Getting Started

The purpose of schematic is to make data validation easy, expressive, and user-focused. A common pain point of data validation is communicating bad data to users. schematic helps by crafting informative error messages that convey all schema problems. As a developer, you can guide non-data users to fix problems with their data.

Let’s start with some sample data of 5 people who answered 3 yes/no questions.

survey_data <- data.frame(
  id = c(1:3, NA, 5),
  name = c("Emmett", "Billy", "Sally", "Woolley", "Duchess"),
  age = c(19.2, 10, 22.5, 19, 19),
  sex = c("M", "M", "F", "M", NA),
  q_1 = c(TRUE, FALSE, FALSE, FALSE, TRUE),
  q_2 = c(FALSE, FALSE, TRUE, TRUE, TRUE),
  q_3 = c(TRUE, TRUE, TRUE, TRUE, FALSE)
)

Create a schema

A schema is a set of rules for columns in a data.frame. These rules are usually to do with the type of data and its contents. A rule consists of two parts:

Selector - the column(s) on which to apply to rule
Predicate - a function that must return a single TRUE or FALSE indicating the pass or fail of the check

We declare a schema using schema(). Note that we do not need to provide any data at this point, so the schema can be easily reused. Note that schematic has several predicate functions built in to address common validations.

Each rule follows the format selector ~ predicate. Provide the column names using tidyselect syntax and then after the tilde can be any callable function.

my_schema <- schema(
  id ~ is_incrementing,
  id ~ is_all_distinct,
  c(name, sex) ~ is.character,
  c(id, age) ~ is_whole_number,
  education ~ is.factor,
  sex ~ function(x) all(x %in% c("M", "F")),
  starts_with("q_") ~ is.logical,
  final_score ~ is.numeric
)

Check data against schema

Once the schema has been created, you can apply it against the data. This applies all the schema checks and then reports any failures as an error message.

check_schema(
  data = survey_data,
  schema = my_schema
)
#> Error:
#> ! Schema Error:
#> - Columns `education` and `final_score` missing from data
#> - Column `id` failed check `is_incrementing`
#> - Column `age` failed check `is_whole_number`
#> - Column `sex` failed check `function(x) all(x %in% c("M", "F"))`

What distinguishes schematic from other data validation packages is its holistic error messaging, informing the user on all failures.

Customizing the message

By default the error message is helpful for developers, but if you need to communicate the schema mismatch to a non-technical person they’ll have trouble understanding some or all of the errors. You can customize the output of each rule by inputting the rule as a named argument.

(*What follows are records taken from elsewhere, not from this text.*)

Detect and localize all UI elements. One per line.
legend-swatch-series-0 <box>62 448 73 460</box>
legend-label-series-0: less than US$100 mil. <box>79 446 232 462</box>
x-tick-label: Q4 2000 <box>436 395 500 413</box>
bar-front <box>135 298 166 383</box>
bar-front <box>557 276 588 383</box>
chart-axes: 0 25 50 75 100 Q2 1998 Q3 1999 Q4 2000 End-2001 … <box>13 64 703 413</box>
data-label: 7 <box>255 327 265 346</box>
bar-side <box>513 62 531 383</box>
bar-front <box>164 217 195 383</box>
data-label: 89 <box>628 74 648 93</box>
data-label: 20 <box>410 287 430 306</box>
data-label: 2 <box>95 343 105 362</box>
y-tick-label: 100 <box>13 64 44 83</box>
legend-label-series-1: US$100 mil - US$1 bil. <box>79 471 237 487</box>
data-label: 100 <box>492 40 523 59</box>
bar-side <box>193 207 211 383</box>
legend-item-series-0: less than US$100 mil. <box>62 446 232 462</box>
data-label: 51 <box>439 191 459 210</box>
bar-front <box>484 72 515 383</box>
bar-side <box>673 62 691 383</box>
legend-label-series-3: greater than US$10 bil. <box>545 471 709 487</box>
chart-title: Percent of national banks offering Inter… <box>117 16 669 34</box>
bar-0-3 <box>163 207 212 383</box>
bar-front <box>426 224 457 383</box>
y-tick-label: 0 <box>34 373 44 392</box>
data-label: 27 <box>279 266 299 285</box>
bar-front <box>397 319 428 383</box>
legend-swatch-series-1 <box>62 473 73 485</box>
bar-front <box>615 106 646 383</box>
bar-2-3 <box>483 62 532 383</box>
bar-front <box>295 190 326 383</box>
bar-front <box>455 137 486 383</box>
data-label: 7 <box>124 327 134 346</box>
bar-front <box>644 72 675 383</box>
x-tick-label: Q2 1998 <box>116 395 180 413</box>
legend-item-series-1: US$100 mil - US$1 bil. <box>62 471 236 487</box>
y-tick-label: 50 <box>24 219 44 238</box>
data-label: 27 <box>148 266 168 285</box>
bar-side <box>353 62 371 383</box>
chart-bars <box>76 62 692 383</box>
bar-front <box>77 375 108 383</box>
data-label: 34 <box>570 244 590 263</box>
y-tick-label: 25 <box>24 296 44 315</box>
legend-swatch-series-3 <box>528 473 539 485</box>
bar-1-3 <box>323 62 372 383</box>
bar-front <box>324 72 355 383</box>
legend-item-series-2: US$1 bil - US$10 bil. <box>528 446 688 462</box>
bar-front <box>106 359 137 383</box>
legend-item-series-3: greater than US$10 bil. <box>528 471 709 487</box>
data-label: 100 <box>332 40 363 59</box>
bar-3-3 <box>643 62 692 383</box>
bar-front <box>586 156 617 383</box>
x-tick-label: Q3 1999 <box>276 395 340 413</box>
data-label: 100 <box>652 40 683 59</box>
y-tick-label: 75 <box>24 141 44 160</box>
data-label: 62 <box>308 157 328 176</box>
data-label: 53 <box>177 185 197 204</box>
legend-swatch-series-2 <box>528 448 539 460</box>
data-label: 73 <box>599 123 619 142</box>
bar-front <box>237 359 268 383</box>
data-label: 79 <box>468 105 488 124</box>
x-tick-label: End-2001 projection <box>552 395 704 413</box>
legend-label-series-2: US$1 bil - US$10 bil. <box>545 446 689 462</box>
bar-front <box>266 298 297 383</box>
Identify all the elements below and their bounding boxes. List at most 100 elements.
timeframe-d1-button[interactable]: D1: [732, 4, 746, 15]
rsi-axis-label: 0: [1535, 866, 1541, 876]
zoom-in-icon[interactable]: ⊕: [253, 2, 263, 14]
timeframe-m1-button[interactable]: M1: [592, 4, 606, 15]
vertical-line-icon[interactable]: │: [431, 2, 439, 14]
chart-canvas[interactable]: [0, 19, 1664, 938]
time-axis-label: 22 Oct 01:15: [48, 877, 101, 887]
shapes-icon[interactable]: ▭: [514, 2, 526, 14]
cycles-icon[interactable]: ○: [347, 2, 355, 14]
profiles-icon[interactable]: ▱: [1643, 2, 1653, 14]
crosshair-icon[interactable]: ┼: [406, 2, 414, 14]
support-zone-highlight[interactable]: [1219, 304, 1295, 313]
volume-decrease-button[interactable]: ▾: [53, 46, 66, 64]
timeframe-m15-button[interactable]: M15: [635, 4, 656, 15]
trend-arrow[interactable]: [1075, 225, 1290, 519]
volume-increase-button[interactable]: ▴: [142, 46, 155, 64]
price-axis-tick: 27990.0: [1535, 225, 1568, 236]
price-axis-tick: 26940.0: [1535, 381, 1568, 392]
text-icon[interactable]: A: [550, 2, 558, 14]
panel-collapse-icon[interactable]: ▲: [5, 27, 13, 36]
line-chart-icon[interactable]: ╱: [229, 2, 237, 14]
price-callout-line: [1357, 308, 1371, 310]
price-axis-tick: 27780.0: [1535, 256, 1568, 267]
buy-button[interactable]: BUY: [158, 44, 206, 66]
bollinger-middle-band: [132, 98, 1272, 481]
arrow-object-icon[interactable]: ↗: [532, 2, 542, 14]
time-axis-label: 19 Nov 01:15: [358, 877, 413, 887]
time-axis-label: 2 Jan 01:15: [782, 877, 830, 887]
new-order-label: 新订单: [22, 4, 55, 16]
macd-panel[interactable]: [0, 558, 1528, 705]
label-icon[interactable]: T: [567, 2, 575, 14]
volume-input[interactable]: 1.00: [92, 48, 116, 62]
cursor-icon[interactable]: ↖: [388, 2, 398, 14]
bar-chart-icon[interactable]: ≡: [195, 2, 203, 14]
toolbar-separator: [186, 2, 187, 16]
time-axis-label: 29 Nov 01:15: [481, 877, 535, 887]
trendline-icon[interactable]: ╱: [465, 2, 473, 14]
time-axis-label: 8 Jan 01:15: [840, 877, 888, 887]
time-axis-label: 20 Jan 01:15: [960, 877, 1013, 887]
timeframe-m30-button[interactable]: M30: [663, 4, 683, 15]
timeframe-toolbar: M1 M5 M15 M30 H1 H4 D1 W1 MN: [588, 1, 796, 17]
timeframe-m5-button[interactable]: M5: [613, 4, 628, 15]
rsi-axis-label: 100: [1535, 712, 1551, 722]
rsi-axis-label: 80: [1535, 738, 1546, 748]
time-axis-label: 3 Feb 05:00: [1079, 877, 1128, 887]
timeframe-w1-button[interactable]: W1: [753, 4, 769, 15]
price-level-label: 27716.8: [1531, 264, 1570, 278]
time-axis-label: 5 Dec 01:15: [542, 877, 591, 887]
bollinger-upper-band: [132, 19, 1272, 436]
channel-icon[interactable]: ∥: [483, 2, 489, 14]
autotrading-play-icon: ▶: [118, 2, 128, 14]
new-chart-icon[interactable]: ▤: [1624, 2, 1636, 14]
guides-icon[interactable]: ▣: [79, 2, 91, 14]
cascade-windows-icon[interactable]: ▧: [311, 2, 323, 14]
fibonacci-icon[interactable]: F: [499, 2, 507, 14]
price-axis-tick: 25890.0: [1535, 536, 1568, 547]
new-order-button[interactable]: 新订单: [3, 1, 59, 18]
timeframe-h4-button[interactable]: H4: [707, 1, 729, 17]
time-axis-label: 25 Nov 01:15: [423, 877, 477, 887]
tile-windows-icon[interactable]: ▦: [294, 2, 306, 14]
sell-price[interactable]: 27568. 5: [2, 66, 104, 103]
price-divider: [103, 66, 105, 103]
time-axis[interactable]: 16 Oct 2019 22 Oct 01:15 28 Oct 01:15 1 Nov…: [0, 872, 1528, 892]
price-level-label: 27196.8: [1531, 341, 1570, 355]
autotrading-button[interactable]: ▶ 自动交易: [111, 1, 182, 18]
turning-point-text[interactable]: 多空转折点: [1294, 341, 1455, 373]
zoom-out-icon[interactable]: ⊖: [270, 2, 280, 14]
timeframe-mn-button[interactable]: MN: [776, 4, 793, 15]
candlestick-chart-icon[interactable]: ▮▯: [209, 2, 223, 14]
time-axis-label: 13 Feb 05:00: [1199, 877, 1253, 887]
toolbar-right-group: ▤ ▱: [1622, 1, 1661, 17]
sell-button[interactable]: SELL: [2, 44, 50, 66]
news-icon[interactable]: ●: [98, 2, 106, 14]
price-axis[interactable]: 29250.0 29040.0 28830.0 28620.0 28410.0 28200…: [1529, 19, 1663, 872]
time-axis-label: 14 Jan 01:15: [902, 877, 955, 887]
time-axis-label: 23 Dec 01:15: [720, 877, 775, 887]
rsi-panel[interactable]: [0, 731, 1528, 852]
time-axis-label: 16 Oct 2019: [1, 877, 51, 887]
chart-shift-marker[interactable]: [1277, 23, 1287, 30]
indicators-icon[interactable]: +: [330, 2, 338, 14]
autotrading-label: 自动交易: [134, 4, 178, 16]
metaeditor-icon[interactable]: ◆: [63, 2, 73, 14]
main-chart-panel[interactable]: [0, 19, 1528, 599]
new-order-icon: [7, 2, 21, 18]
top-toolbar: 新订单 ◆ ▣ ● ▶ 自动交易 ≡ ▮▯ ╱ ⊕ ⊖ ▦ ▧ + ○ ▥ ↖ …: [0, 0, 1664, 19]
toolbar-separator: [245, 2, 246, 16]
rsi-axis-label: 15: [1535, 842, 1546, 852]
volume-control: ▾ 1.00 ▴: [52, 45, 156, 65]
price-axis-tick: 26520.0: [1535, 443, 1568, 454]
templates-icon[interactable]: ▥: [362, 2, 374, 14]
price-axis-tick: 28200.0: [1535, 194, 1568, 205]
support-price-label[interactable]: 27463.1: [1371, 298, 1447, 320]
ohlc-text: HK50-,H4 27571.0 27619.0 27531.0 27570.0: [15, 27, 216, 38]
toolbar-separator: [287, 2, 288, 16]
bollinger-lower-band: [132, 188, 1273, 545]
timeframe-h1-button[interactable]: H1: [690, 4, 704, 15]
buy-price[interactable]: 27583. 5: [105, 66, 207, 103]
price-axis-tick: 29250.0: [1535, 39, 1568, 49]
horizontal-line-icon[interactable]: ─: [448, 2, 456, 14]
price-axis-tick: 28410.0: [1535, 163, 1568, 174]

Let’s fix up the previous example to make the messages more understandable.

my_helpful_schema <- schema(
  "values are increasing" = id ~ is_incrementing,
  "values are all distinct" = id ~ is_all_distinct,
  "is a string" = c(name, sex) ~ is.character,
  "is a whole number (no decimals)" = c(id, age) ~ is_whole_number,
  "has only entries 'F' or 'M'" = sex ~ function(x) all(x %in% c("M", "F")),
  "includes only TRUE or FALSE" = starts_with("q_") ~ is.logical,
  "is a number" = final_score ~ is.numeric
)

check_schema(
  data = survey_data,
  schema = my_helpful_schema
)
#> Error:
#> ! Schema Error:
#> - Column `final_score` missing from data
#> - Column `id` failed check `values are increasing`
#> - Column `age` failed check `is a whole number (no decimals)`
#> - Column `sex` failed check `has only entries 'F' or 'M'`

Now the message is easier for a non-technical person to understand and could be exposed to users in Shiny app or plumber endpoint.